Complexity is only part of the
Tetris
equation. There’s also what Pajitnov himself called the ‘emotional dynamic’ of the game – the rhythmic, visual pleasure that arises, with practice, as you successfully slot piece after piece into place. It’s a sensation lodged somewhere between auto-hypnosis and an almost preternaturally satisfying kind of comprehension, a state combining immersion and responsiveness that was given a name in the 1970s by the Hungarian psychologist Mihaly Csikszentmihalyi that’s used to this day. He called it ‘flow’.

Flow, Csikszentmihalyi argued, was the kind of mental state that was experienced by a top athlete executing a perfect sequence of manoeuvres or a musician losing themselves completely in the performance of a piece; a way of acting in response to constant, shifting stimuli that represented ‘optimal experience’. It’s a state of harmony to which most forms of play aspire, and in many ways provides a perfect metaphor for the balance of rules, actions and consequences that all video game designers hope to build into their virtual worlds – a state that itself evidences our absorption and pleasure.

All of which may begin to sound more than a little mystical – and more than a little odd too, in the context of a medium whose every component is demonstrably either a zero or a one lodged somewhere in the matrix of a machine’s memory. And yet, if you actually talk to anyone about why they play video games, it won’t be long before notions of escape, wonder, self-expression and narrative immersion begin to float to the surface. As I discovered in my very first encounter with the text-based world of the most primitive games of the 1980s, my mind was very quick to project itself – and a version of me – imaginatively into the other world of the machine. It was like falling down a rabbit hole, or stepping out of the back of an ordinary wardrobe into a winter forest. And this combination of projection and wonder is something that many students of game design take extremely seriously.
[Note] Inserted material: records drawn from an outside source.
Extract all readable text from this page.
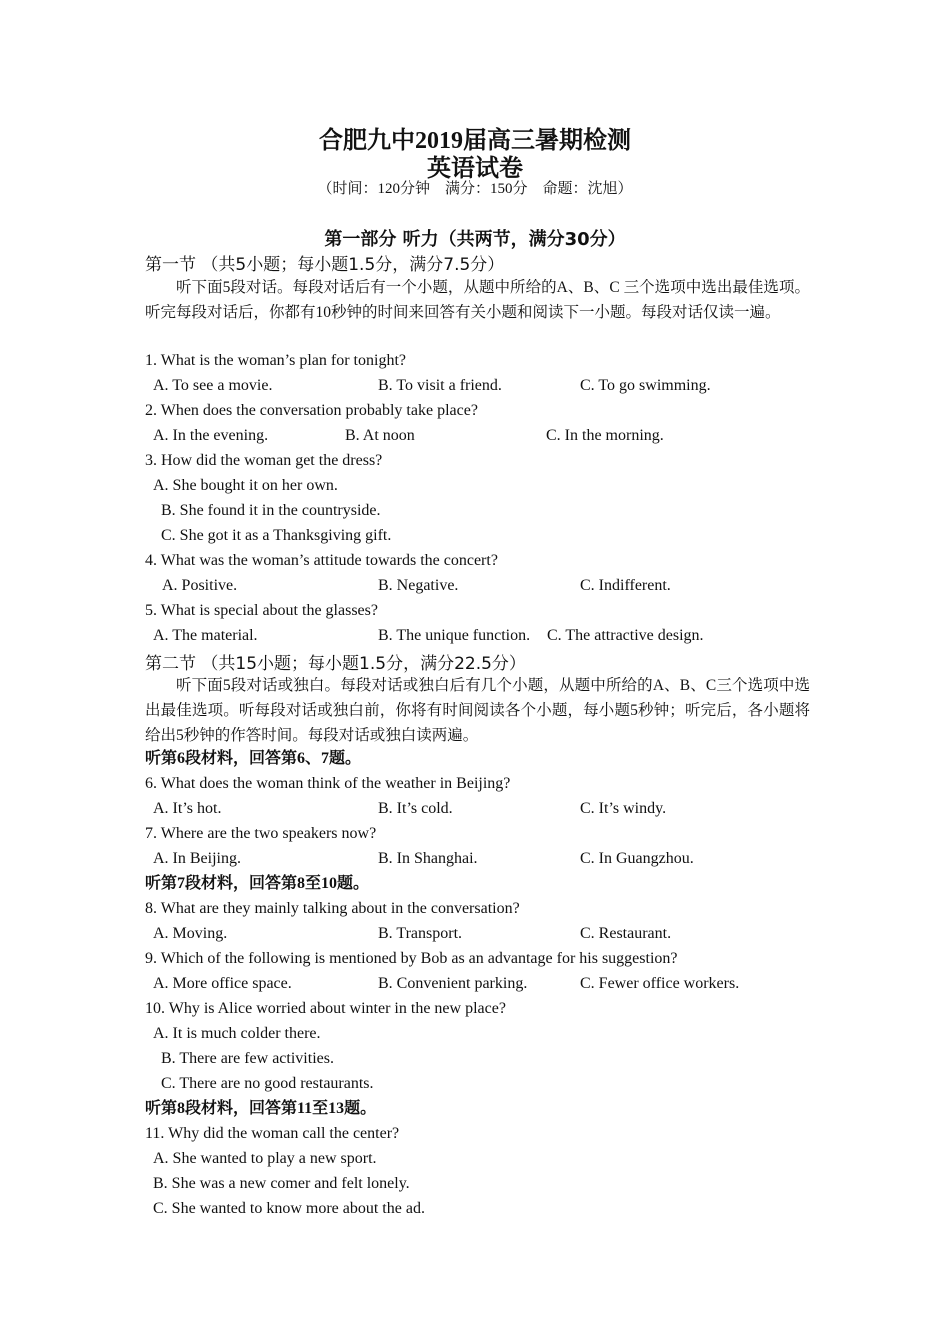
合肥九中2019届高三暑期检测
英语试卷
（时间：120分钟　满分：150分　命题：沈旭）
第一部分 听力（共两节，满分30分）
第一节 （共5小题；每小题1.5分，满分7.5分）
听下面5段对话。每段对话后有一个小题，从题中所给的A、B、C 三个选项中选出最佳选项。听完每段对话后，你都有10秒钟的时间来回答有关小题和阅读下一小题。每段对话仅读一遍。
1. What is the woman’s plan for tonight?
A. To see a movie.	B. To visit a friend.	C. To go swimming.
2. When does the conversation probably take place?
A. In the evening.	B. At noon	C. In the morning.
3. How did the woman get the dress?
A. She bought it on her own.
B. She found it in the countryside.
C. She got it as a Thanksgiving gift.
4. What was the woman’s attitude towards the concert?
A. Positive.	B. Negative.	C. Indifferent.
5. What is special about the glasses?
A. The material.	B. The unique function. C. The attractive design.
第二节 （共15小题；每小题1.5分，满分22.5分）
听下面5段对话或独白。每段对话或独白后有几个小题，从题中所给的A、B、C三个选项中选出最佳选项。听每段对话或独白前，你将有时间阅读各个小题，每小题5秒钟；听完后，各小题将给出5秒钟的作答时间。每段对话或独白读两遍。
听第6段材料，回答第6、7题。
6. What does the woman think of the weather in Beijing?
A. It’s hot.	B. It’s cold.	C. It’s windy.
7. Where are the two speakers now?
A. In Beijing.	B. In Shanghai.	C. In Guangzhou.
听第7段材料，回答第8至10题。
8. What are they mainly talking about in the conversation?
A. Moving.	B. Transport.	C. Restaurant.
9. Which of the following is mentioned by Bob as an advantage for his suggestion?
A. More office space.	B. Convenient parking.	C. Fewer office workers.
10. Why is Alice worried about winter in the new place?
A. It is much colder there.
B. There are few activities.
C. There are no good restaurants.
听第8段材料，回答第11至13题。
11. Why did the woman call the center?
A. She wanted to play a new sport.
B. She was a new comer and felt lonely.
C. She wanted to know more about the ad.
Intriguingly, the standard term now used to describe a person’s presence within a video game is one borrowed not from narratives (i.e. a ‘character’ or ‘protagonist’) but from mythology: an
avatar
. The word is taken directly from Sanskrit, and features prominently in Hindu mythology. Its translation in English is usually ‘incarnation’ but, more literally, it means ‘descent’, and implies the process by which a higher spiritual being takes on mortal flesh. It is a word that historically has been used to describe the great heroes of Indian myth and legend, for instance Rama, hero of the epic
Ramayana
, or Krishna, hero of the
Bbagavad Gita
and
Bhagavata Purana
.

This may sound a thousand miles away from what happens when you start to play on a computer. And yet in many ways it’s hard to find a more evocative description of one central aspect of the game-playing experience than this notion of embodi-ment. It’s also something that has recently been highlighted by James Cameron’s $200 million film
Avatar
(2009). In this science fiction epic an injured US marine is given new life in an alien world by the transference of his mind into a specially bred alien body. It’s a futuristic fantasy that’s very much of our time, exploring the degree to which technology promises not only the enhancement of our existing lives, but the possibility of entirely new kinds of existence, and even of entirely new worlds.

Avatar
is a fable about the fascination these possibilities exert, and the degree to which embodying a person in a separate avatar can blur their sense of reality and of what it means to be human. The central character, Jake, ends up shifting his allegiance from the humanity of his original body to the alien race whose planet he finds himself on. It’s also, incidentally, a film whose creative process itself embodied a blurring of real and fictional worlds, thanks to the use of a ‘virtual camera’, which allowed the director to see in real time the digitally constructed characters and environments that his real actors’ performances were being modelled onto. As Cameron put it in an interview with the
New York Times
, ‘It’s like a big, powerful game engine. If I want to fly through space, or change my perspective, I can. I can turn the whole scene into a living miniature.’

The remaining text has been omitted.